Fall factor alone is not enough of a criterion on its own to characterize the severity of a fall because it considers only the rope itself. It is better to think about the impact force because this is the force directly received by the climber during a fall. - Petzl

ive havent seen too many multi piece failures ... but one which i did see resulted in a hand sized camalot pulling in what should have been a bomber placement because of lack of extension on a roof (i know the placements on that climb) and the climber shattered both ankles

i would guess that many of these multi piece pulling falls involve lack of extension and a lack of understanding of how gear behaves as a system

heres an example ... the gear placements should be pretty bomber and straight forward on this climb, ive since done it myself ...

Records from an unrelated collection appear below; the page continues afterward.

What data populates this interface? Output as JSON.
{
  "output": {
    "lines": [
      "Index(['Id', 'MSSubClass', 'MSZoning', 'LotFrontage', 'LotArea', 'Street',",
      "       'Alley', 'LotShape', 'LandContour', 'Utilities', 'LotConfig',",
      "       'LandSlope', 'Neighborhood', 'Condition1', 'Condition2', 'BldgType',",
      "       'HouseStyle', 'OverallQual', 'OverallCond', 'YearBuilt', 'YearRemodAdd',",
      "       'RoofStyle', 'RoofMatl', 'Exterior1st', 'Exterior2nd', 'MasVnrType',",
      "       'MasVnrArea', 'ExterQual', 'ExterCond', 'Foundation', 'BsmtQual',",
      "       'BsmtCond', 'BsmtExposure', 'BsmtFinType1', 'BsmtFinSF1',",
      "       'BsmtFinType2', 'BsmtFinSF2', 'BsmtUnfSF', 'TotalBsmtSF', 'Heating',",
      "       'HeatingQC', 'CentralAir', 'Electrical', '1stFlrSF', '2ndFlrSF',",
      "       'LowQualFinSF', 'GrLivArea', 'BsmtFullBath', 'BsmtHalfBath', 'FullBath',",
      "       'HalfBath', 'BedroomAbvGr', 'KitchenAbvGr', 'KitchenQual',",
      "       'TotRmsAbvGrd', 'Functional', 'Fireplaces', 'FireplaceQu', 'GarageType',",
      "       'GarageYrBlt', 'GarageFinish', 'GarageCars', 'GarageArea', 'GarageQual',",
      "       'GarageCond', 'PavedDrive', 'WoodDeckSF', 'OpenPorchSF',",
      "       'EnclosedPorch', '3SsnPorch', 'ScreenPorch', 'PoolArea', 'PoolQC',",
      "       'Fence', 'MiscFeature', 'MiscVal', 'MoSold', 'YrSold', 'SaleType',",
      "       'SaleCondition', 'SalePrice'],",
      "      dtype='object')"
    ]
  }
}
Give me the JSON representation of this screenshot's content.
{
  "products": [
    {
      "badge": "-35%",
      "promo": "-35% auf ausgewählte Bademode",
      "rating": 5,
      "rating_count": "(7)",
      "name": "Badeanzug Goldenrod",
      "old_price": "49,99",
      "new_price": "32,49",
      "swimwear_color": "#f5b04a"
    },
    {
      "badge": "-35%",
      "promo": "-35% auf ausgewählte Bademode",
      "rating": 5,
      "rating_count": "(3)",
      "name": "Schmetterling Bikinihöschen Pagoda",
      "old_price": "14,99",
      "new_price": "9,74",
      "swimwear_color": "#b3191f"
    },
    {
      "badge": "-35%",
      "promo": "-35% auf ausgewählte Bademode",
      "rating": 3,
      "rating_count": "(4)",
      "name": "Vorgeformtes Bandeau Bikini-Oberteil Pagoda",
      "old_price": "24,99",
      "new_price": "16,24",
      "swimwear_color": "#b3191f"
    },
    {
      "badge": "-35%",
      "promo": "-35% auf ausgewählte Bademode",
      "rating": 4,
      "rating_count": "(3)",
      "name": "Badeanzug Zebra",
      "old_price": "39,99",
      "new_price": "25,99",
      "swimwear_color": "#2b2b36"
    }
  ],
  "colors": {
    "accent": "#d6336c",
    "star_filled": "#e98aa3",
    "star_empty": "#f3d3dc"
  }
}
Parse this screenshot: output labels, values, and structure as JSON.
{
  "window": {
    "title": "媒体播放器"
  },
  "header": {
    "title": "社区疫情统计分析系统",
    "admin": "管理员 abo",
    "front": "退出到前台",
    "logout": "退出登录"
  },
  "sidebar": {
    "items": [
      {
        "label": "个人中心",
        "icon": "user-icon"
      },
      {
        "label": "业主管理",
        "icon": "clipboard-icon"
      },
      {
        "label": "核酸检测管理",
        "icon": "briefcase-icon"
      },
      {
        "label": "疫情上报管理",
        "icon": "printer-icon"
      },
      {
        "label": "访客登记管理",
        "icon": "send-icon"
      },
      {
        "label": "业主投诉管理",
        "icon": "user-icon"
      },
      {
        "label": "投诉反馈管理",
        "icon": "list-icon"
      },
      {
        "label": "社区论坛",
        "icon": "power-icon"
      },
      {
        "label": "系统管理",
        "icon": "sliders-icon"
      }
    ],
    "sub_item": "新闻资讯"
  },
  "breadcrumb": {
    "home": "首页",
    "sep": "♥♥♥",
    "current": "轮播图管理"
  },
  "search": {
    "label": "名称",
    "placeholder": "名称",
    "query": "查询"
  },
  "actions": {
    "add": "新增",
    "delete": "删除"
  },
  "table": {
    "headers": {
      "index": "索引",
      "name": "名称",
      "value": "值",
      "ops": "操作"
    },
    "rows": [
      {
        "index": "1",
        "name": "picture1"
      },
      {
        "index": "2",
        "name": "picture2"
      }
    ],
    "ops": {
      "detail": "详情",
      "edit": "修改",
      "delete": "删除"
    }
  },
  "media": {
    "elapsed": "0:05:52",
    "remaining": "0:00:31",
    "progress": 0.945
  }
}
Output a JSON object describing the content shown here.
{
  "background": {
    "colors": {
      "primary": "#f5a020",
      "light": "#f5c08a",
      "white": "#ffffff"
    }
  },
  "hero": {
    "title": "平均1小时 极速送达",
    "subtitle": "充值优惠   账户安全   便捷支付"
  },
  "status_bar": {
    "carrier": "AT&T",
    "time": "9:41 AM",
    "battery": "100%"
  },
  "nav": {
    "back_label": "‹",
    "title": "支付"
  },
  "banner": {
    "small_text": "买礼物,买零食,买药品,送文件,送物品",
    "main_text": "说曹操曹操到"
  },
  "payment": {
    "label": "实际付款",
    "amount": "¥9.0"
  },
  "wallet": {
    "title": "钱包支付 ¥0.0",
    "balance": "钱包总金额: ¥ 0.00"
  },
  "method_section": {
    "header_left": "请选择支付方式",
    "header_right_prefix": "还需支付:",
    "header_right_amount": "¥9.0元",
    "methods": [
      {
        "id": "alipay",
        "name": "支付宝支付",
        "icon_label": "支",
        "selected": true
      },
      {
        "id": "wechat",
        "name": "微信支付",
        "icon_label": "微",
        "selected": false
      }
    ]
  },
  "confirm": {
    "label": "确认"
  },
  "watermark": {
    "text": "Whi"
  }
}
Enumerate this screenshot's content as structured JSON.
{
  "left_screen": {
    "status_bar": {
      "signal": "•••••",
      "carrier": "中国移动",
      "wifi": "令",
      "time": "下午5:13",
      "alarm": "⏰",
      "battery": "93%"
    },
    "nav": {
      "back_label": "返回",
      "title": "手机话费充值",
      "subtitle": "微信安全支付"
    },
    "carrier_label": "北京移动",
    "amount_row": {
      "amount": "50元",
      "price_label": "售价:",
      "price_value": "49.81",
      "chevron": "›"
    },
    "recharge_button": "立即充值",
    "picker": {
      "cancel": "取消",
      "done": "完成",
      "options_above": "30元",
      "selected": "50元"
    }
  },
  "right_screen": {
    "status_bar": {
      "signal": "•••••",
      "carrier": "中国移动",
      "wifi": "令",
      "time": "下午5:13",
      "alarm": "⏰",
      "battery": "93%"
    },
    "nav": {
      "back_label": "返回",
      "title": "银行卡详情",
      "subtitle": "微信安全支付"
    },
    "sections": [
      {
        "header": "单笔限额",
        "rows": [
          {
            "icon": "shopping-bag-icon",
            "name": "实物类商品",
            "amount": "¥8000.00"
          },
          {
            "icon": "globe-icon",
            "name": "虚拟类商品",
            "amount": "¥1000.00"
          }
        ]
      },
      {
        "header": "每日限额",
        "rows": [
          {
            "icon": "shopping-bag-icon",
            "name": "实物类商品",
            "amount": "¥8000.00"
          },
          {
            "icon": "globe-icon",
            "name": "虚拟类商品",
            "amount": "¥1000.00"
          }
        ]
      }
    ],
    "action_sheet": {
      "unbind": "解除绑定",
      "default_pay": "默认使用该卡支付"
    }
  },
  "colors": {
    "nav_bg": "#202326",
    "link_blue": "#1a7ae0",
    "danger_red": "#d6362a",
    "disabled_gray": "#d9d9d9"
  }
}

youtube.com/watch?v=vqEbB6z…

however you can see the issue with the lack of extension in slow mo ... in this case the "backup" piece didnt do anything as it rotates out with the pull due to lack of extension

cam pointed mostly downwards

cam pointed sharply outwards due to drag as climber weights the top piece

cam pointed straight downwards after top piece pulls, right before it pulls

Olde Devils Lake t-shirt

Almost certain that the cams in that failure on Ruby's were too small.

The way I heard it was that all of the climbers cams were those stupid splitter cams. They had a horrible range since the lobes could not overlap. This meant the leader had to use a size smaller than he should have.

In real terms, it meant splitter had ha cam that was about the size of a red alien (too big for ruby's) and one about the size of a green (too small but big enough to stay in and clip).

Yellow aliens and .4 camalots and you can drop a tank off that route.

That doesn't negate your T-shirt quote though. It was his responsibility to use cams that fit and he was clearly negligent in that. We aren't talking about spontaneous unexplained gear failure though.

Probably the gear failing and him decking was due to the belayer sitting down.